Да не вышел бы я вон из погреба.

Пел он тем же гнусавым голоском, что и на сцене, но так взволнованно, так вдохновенно, что под конец даже всплакнул.

— Скажите же откровенно: знали вы такого Илью Муромца?

— Не знал, Вадим Васильич…

— Так что же это за революция, которая не признает Муромца своим?

— Все в свое время, Вадим Васильич. Вот я гимназист, а и то не знал Илью по-настоящему. А чего же вы хотите от красногвардейцев? Откуда им знать?

— Да я-то им пою! Не доходит…

— Дойдет. И Москва не в один день построилась.

— Да ведь когда дойдет — меня-то уж потащат на Ваганьково!

Леська не знал, что ответить. Агренев так и ушел обиженным, а Елисей лежал и думал о том, что на каждом крутом повороте истории культура повисает на ниточке.

Пришла сестра милосердия Наташа. Она разбинтовала Леську и осмотрела его раны.

— Ранения неглубокие,— сказала она.— Беда не в них. У медведя под когтями накопилась грязь, и она внесла инфекцию. Крепитесь, Леся, я сейчас смажу вам эти царапины.
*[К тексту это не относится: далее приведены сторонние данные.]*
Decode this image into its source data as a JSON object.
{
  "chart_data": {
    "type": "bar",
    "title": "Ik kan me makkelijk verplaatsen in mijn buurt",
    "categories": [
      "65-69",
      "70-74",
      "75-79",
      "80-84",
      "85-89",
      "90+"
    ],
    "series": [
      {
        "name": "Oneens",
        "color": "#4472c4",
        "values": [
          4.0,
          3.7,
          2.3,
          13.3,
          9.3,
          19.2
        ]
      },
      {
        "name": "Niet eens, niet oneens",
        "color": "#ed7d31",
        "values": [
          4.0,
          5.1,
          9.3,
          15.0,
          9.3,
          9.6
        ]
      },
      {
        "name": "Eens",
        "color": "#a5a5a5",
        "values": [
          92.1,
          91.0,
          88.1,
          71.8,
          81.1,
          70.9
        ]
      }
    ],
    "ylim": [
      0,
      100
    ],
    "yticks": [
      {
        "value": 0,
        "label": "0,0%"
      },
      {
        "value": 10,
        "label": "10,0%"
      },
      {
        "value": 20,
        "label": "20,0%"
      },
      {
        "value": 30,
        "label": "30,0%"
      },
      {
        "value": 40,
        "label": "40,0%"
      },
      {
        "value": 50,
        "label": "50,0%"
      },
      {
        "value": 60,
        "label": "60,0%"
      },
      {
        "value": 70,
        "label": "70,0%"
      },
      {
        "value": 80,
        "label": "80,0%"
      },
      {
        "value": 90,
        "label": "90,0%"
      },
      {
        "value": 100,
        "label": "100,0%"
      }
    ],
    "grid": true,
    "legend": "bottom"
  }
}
Наташа прошлась йодом по Леськиным «плавникам» и снова его забинтовала. При этом ей приходилось обнимать его голый торс, и юноша чувствовал ее легкое дыхание.

— Наташенька, посидите со мной немного.

— Пожалуйста.

Она деловито уселась в ногах и смотрела на него так, как смотрела бы на баллон с карболовым раствором.

— Наташа… Дайте мне вашу руку…

— Пожалуйста. Все больные мужчины просят руку, я всем позволяю, потому что не придаю никакого значения.

Леська взял ее руку в свою. Ему казалось, что он ощутил шелковую перчатку, но это была просто-напросто рука девушки. Он закрыл глаза и вспомнил Фета:

В моей руке такое чудо —

Твоя рука…

Когда она уходила, Леська слушал ее шаги по лестнице и считал ступеньки.

К вечеру его навестила Настя.

— Ах ты, мой дорогой, рассеребряный! — сказала она и чмокнула Леську в щеку.

— А в губы нельзя? — отчаянно попросил Леська.

— Можно, можно. Тебе все можно.

Настя быстро коснулась губами его рта. Леська ощутил вкус земляники. Это был первый его поцелуй. Первый за всю жизнь.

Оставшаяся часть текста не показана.